Play is central to this process, but never decorative. For Hviid, play is a working method; a way to avoid imitation and move beyond solutions that feel too safe. “Play isn’t decor. It’s direction,” he explains. He deliberately moves toward uncertainty. A model that feels unresolved late at night can suddenly make sense the next morning, when daylight hits it at a precise angle. The challenge then becomes translating that brief moment into something durable and repeatable.
This attitude also defines his understanding of function. Works such as the "Bob" bench are sometimes associated with Memphis – not as an aesthetic reference, but as a position that questioned strict functionalism. “I don’t fight form follows function – I expand what function includes.” Which, in his work, also is posture, emotion and presence. Objects can support a body, protect it, or quietly assert themselves in a room. For every piece, the goal is character.

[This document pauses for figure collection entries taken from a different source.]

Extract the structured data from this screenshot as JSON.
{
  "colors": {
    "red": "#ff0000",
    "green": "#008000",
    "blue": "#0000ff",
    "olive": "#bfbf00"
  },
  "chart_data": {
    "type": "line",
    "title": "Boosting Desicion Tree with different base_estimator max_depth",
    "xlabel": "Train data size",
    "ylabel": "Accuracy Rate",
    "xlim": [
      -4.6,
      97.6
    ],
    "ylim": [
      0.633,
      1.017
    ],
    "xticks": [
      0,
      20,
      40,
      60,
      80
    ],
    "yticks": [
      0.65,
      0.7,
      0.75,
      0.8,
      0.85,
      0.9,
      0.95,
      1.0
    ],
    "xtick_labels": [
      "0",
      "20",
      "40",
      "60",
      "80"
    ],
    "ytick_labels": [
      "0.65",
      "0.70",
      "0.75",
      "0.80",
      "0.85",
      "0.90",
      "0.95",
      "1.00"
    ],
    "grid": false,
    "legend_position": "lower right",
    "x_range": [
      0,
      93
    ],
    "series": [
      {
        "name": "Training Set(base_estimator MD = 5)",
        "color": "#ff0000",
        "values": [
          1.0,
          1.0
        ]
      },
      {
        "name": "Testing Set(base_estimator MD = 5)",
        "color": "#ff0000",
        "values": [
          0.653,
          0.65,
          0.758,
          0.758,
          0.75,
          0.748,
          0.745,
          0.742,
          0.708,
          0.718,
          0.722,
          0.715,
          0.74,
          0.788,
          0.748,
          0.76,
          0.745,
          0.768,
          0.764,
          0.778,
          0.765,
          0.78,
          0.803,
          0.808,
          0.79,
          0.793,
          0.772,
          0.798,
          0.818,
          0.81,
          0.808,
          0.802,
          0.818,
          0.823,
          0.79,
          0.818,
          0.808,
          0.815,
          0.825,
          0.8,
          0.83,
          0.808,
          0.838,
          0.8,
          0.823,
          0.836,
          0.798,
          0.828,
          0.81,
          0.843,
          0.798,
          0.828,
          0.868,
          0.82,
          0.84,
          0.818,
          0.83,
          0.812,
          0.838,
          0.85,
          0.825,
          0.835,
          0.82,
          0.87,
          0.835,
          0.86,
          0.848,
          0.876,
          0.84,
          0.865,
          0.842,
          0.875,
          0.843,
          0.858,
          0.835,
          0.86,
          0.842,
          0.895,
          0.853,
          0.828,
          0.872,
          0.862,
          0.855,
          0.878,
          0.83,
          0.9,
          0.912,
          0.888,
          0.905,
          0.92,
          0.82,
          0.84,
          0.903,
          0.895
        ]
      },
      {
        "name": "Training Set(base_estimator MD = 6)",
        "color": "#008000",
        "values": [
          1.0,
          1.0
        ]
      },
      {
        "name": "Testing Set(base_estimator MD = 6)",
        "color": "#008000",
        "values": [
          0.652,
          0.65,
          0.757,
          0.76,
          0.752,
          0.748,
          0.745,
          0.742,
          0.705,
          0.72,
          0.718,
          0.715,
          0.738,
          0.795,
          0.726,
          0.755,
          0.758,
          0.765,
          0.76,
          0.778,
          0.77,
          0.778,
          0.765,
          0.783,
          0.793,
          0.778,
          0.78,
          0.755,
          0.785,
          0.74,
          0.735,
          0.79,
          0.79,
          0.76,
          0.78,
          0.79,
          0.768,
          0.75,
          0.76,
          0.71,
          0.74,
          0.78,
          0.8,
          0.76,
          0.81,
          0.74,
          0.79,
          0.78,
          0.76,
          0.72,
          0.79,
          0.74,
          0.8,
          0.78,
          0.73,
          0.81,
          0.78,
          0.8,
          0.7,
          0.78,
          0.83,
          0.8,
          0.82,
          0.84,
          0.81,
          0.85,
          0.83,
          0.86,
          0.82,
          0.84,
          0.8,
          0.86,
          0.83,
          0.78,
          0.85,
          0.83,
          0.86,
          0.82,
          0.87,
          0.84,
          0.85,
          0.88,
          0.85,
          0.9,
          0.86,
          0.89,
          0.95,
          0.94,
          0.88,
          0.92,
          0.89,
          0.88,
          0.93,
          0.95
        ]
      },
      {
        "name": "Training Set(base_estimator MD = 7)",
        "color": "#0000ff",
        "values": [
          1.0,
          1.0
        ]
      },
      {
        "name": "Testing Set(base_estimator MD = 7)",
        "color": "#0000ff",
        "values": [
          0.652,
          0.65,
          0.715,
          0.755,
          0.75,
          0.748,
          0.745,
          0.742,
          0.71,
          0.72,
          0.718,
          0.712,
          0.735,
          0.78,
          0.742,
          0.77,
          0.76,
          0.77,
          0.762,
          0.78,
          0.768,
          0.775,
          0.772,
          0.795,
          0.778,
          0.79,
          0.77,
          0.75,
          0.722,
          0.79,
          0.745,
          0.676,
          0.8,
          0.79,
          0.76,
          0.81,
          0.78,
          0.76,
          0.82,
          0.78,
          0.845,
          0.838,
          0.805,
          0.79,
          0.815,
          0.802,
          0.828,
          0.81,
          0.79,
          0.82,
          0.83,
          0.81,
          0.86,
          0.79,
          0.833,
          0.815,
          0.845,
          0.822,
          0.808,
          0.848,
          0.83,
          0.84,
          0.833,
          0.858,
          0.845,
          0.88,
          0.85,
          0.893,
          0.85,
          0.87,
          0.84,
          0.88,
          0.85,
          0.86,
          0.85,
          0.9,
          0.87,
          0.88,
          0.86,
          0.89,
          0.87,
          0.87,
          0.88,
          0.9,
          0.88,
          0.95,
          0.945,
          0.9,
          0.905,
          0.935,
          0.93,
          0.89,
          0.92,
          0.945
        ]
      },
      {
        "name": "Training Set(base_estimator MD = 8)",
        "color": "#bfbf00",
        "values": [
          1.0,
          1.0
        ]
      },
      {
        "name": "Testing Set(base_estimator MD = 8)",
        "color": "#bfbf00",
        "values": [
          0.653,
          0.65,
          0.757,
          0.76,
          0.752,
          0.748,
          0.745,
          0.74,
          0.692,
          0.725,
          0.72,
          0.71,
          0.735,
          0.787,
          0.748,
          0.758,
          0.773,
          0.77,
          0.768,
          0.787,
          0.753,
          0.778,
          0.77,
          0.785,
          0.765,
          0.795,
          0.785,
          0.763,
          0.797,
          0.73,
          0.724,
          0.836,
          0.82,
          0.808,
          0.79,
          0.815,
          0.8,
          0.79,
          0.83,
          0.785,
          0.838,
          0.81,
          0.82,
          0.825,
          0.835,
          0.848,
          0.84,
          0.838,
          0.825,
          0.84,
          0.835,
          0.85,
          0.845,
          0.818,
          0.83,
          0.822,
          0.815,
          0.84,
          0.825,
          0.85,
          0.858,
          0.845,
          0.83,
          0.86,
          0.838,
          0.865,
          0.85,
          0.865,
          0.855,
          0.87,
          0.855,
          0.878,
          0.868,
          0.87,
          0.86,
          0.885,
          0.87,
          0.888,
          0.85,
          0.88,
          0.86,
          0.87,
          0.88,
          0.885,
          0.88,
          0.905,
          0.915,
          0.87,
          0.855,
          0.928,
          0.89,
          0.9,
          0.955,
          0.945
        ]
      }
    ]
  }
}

The same thinking carries into commissioned work. Designing for brands such as Atbo, for whom Hviid created the "Cocoon" dining chair, introduces clear constraints: ergonomic, technical and commercial. Rather than limiting the process, these boundaries sharpen it. He begins openly, disruptively, and allows restriction to refine the idea. A production error that interrupts a curve can become a defining feature. What begins as an accident is absorbed into the design language and turned into intention.
Across different typologies, his work remains connected by sculptural clarity. A lamp like "Trit" and a bench like "Bob" operate at very different scales, yet follow the same logic. Hviid starts with a form that cannot be ignored, then finds the position that does it justice. Lighting reveals its place through movement, seating reveals itself through use. Circulation, voices and pauses become feedback. If the work becomes recognizable, he insists, it should be through rigor rather than repetition.
Looking back, Hviid describes his practice as an accumulation rather than a rupture. The language has grown more layered, more confident, yet its foundations remain intact. Some projects are understood immediately. Others require time. Expanding perception, he believes, is a long-term commitment: "This piece will make sense here in three years – but I’ll install it now anyway.”
Today, Hviid sees his studio as a space one can enter. A practice that takes play seriously through craft, precision and attention at every scale. In increasingly loud environments, some objects may appear too calm, too quiet even. But when they slow people down, that calm becomes value. As he puts it, the pause becomes the point.